Author(s)
Christopher A. Maroun, MD
Gangcai Zhu, MD PhD
Margueritta El Asmar, MD
Christine G. Gourin, MD MPH
Peter S. Vosler, MD PhD
Rajarsi Mandal, MD
Affiliation(s)
Johns Hopkins University School of Medicine;
Abstract:
Educational Objective: At the conclusion of this presentation, participants should be able to compare differences in immune infiltration and expression of immunomodulatory markers in HPV negative head and neck squamous cell carcinoma within different anatomical subsites. Objectives: To investigate differences in immune infiltration, immunomodulatory marker expression, and associated survival in HPV negative HNSCC within different anatomical subsites, which has not been investigated in this cohort. Study Design: Retrospective analysis. Methods: Normalized mRNA expression data were downloaded from the Cancer Genome Atlas (TCGA) database. Deconvoluted immune cell population data using the CIBERSORT algorithm were retrieved from Thorsson et al (2018). Cell fractions and marker expression were compared between subsites using the Kruskal-Wallis test. Patients were categorized into high and low fraction groups using the 30th percentile for each subsite. Groups were used to calculate overall (OS) and progression free (PFS) survival for laryngeal and oral cavity tumors separately. Adjustment for multiple comparisons was performed using the Benjamini-Hochberg method, with false discovery rate of 0.05. Results: 382 HPV negative HNSCC patients were included; 247 (64.7%) oral cavity, 106 (27.7%) larynx, 23 (6.0%) oropharynx, and 6 (1.6%) hypopharynx.
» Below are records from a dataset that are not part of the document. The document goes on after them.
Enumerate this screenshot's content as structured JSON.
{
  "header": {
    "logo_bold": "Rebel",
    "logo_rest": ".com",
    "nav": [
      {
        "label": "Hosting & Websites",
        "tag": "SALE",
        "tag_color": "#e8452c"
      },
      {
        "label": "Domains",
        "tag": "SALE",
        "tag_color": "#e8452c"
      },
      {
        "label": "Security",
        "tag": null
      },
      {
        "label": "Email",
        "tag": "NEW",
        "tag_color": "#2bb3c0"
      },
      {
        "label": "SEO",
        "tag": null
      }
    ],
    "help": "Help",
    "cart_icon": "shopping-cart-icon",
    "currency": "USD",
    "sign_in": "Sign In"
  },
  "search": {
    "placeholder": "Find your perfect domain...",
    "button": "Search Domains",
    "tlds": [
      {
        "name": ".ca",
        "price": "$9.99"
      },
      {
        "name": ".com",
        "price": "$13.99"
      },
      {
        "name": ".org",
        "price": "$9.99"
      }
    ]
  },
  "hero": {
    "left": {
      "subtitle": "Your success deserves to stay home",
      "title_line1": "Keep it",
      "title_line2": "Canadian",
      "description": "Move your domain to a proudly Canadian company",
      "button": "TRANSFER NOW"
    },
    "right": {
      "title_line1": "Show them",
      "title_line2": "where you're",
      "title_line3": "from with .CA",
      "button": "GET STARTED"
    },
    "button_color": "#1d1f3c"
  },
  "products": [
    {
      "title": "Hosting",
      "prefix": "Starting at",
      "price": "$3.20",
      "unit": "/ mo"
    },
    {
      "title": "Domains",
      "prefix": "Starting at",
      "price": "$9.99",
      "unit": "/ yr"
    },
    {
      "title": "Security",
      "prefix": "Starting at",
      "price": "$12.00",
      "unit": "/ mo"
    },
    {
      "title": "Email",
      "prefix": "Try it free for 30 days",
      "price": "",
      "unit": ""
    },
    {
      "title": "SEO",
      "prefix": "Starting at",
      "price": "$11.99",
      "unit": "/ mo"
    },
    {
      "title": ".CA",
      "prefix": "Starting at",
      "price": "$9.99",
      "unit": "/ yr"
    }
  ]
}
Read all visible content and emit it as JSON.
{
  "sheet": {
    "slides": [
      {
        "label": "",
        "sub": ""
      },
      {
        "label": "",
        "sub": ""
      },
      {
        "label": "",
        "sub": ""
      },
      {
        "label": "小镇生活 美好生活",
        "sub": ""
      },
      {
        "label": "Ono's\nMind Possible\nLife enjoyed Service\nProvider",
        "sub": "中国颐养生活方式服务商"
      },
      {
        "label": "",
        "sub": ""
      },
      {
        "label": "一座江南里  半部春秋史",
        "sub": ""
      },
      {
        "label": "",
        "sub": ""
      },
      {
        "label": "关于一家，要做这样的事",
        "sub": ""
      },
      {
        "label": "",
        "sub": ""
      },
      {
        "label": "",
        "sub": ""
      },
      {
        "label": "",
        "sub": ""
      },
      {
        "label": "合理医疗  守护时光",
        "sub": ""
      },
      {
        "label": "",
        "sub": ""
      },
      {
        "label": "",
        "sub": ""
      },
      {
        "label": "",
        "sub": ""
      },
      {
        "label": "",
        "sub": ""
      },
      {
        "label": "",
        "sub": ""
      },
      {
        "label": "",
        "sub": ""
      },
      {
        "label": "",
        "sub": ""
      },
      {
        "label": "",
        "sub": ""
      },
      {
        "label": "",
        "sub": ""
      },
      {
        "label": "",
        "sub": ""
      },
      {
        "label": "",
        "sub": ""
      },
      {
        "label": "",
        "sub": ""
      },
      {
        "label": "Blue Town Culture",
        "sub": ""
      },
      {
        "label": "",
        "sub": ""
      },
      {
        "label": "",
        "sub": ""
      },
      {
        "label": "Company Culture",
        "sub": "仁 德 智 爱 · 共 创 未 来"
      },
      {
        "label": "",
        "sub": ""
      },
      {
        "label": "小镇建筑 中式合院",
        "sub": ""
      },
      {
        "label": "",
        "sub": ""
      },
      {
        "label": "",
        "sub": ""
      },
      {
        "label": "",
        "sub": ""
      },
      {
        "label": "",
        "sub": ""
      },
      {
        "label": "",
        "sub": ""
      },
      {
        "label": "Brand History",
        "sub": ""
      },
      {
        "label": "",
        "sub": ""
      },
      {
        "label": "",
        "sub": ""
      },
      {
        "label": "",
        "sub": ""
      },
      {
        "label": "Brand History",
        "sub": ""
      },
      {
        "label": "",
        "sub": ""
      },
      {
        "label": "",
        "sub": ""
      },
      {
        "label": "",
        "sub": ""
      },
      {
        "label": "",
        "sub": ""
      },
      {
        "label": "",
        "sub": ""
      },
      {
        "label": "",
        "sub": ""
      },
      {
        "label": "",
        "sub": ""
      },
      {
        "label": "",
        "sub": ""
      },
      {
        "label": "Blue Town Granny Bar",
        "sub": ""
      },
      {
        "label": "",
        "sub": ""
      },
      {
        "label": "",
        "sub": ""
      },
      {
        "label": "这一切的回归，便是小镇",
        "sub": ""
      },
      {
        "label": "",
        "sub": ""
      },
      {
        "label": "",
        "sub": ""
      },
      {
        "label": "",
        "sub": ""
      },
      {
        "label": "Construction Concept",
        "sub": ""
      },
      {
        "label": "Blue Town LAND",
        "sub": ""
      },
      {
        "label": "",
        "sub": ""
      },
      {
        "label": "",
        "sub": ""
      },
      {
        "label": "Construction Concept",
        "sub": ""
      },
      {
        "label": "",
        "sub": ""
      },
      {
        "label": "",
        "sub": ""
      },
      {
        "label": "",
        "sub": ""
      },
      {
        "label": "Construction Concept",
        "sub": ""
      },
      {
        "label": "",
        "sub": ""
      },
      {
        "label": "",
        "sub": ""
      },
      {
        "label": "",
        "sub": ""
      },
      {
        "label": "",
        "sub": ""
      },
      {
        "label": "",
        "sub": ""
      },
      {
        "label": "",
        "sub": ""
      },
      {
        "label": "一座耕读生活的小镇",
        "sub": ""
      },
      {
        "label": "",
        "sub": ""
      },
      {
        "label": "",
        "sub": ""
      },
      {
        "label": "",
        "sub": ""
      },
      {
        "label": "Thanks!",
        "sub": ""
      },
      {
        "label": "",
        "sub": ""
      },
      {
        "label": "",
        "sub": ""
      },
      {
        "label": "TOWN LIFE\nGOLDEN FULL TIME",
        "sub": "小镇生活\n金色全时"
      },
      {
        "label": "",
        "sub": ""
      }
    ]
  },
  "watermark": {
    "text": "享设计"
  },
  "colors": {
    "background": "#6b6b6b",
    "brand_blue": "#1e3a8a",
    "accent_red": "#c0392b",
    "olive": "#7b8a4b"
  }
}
There were significantly different fractions of naïve B cells (p<0.0001), plasma cells (p<0.0001), lymphocytes (p<0.0001) and macrophages (p<0.001) between subsites. Subsites showed differential expression of immunomodulatory markers PVRIG (p=0.0033), ICOSLG (p<0.0001), and GITR (p<0.0001). A low lymphocyte/macrophage ratio resulted in significantly worse OS (HR=2.39, p=0.0025) and PFS (HR=2.13, p=0.0155) exclusively within laryngeal tumors, but not oral cavity tumors (OS HR=1.25, p=0.253; PFS HR=0.93, p=0.729). Conclusions: Different subsites within the head and neck appear to harbor altered immune tumor microenvironments that are independent from the effects of HPV related oncogenesis. These differences appear to have differential consequences on survival, providing rationale for subsite stratification in the development of future immune based clinical trials.